To begin with, McCune needed to select a network as a case study. So as not to be overwhelmed with a vast body of content, he settled on what was a new, mobile app-based network called instagram, which operates in a similar way to Twitter, with followers and trending topics, only using photos as the primary method of communication.

“The static, visual aspect of photos was important in defining value as it binds the subject area,” explains McCune. “What inspired the capture of a moment and what was so personally rewarding in sharing it.”

This introduced the field of smartphone photography, or ‘iPhoneography’. The rapid increase in mobile camera sophistication is the latest stage in the shrinking space between seeing and sharing. “Since the Kodak Brownie, through to the Polaroid Instant and into the age of digital photography, technology has been closing the time between taking a photo and sharing it” says McCune. “Smart phone cameras and apps like instagram mean that you can offer a photo to global networks faster than typed text in many instances.”

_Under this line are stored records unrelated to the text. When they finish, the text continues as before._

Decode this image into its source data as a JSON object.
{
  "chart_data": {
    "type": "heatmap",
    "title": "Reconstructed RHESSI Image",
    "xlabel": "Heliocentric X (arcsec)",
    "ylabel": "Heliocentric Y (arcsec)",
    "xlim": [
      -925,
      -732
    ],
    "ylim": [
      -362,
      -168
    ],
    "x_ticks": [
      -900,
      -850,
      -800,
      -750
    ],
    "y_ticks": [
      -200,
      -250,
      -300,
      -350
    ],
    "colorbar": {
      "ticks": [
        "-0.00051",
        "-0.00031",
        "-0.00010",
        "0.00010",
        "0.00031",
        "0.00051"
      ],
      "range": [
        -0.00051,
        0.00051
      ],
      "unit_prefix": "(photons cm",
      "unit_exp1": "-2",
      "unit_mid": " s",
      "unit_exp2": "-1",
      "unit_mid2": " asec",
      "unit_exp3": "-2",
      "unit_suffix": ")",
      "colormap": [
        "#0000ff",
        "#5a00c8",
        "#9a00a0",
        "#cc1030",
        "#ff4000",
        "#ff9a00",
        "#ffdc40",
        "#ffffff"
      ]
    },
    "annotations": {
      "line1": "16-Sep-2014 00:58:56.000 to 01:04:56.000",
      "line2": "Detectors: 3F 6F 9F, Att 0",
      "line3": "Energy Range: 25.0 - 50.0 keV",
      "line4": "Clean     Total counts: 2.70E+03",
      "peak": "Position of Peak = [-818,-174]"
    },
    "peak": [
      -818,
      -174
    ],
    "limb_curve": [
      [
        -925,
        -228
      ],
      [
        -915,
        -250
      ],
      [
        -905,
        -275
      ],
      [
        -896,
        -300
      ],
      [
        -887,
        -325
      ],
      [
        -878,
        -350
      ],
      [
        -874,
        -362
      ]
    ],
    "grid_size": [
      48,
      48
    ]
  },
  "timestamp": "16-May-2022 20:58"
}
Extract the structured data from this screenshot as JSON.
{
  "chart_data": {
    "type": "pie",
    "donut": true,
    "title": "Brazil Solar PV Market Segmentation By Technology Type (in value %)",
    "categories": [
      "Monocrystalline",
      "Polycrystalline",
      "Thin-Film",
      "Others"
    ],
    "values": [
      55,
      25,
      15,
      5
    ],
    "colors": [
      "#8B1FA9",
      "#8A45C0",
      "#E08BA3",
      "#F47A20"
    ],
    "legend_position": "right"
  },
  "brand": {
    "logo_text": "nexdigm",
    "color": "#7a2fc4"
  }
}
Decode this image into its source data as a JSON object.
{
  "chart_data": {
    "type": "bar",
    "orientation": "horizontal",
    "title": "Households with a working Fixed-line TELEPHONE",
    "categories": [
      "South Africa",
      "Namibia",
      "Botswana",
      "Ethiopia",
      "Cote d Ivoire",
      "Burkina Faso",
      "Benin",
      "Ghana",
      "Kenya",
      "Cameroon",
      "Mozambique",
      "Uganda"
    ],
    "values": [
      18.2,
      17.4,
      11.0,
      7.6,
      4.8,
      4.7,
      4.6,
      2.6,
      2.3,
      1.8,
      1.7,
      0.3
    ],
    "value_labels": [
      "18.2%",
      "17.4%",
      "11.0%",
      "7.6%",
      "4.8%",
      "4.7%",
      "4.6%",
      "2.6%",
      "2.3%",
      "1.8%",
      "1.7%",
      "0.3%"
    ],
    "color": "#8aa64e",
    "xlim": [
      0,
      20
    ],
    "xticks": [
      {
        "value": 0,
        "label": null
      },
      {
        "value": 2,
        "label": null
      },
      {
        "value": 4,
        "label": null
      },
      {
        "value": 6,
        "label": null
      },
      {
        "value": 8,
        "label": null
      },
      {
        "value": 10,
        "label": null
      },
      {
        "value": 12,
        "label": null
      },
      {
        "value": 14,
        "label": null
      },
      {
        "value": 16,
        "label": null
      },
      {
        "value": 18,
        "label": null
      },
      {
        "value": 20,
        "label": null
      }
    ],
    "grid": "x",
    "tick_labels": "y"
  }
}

“During recent events such as the London riots and Hurricane Irene, reports of damage and unrest were validated in part by mobile imagery, some of which appeared in traditional broadcast media.” Ironically in the case of the London riots, social media was blamed in some quarters for facilitating the trouble, which led to some MP’s calling for the power to shut down such networks at times of national crisis.

But people don’t just share imagery when newsworthy events take place in their vicinity. As with other social media networks, the vast amount of content on instagram documents daily activity and routine, normal folk doing normal stuff, but iPhoneography allows people to display their lives in visually arresting ways. This presents a creative challenge.

McCune says: “The body of my research involved engaging directly with individual instagram users from across the platform, and I found that users are highly concerned with both personal production and social reception. Critically, they weren’t simply capturing but consciously crafting the imagery they shared.”

Deliberate artistry when creating content was a point of pride for many of the users. Instagram offers the ability to use a variety of filters that produce different effects, and the desire to create striking visuals through effects and interesting perspectives to impress the community was a key motivator. This led many to conclude that iPhoneography has encouraged them to look closer at their environment.

“All of the users I interviewed celebrated the creative aspects of iPhonography and the way it altered how they went about their day. Users enjoy thinking more imaginatively about the places they live and the people and events that surround them, seeing the world in new ways as they cultivate their own distinctive visual styles. It was amazing to discover that many instagram users felt the combination of a creative practice and a supportive community offered something therapeutic.”

Some users described the validation they got from the instagram community as empowering, overcoming social anxieties and even physical ailments such as deafness. One participant wrote that they use instagram “for my mental well-being, if I’m honest. It’s a form of escapism where I can truly indulge my creative side.” The responsive audience available through the network encourages people to share more, but also to engage more.

“In interviews, users routinely spoke of ‘community interaction’, leading them to go beyond simply posting and engage with the content of others in meaningful ways.” says McCune. “It is very much like a karma system. You must participate both as a producer and a consumer.”

As one user put it: “The community itself is addictive. I am spurred on by other users comments and critiques, inspiring me to take more pictures to show the community: it feeds itself!”

McCune feels that current academic views on social media tend to be starkly divided between critics of its perceived conformity and amateur content on one hand, and proponents whose appreciation is often theoretical and lacks in-depth analysis on the other. He concedes that part of the reason for this is the technology moves at such a dramatic rate that it is constantly outpacing research.

“Sociology, I believe, is doing a great job of looking at the value of social media from first-hand, user-based research rather than imposing theory from above. My findings differ from many of the previous academic views by suggesting that social media can be very creative and communal rather than vapid and self-centred, as some critics have contended,” he says.

“Emerging digital networks are generated by users and it’s important we re-centre the focus on them and not the engineers and structures that define network actions. Social media is a culture of very real and very engaged people, we need to look and listen to the users.”

Zack McCune graduated from Cambridge with an MPhil in Sociology in 2011 and is now working for the mobile image-sharing platform Piictu based in New York City.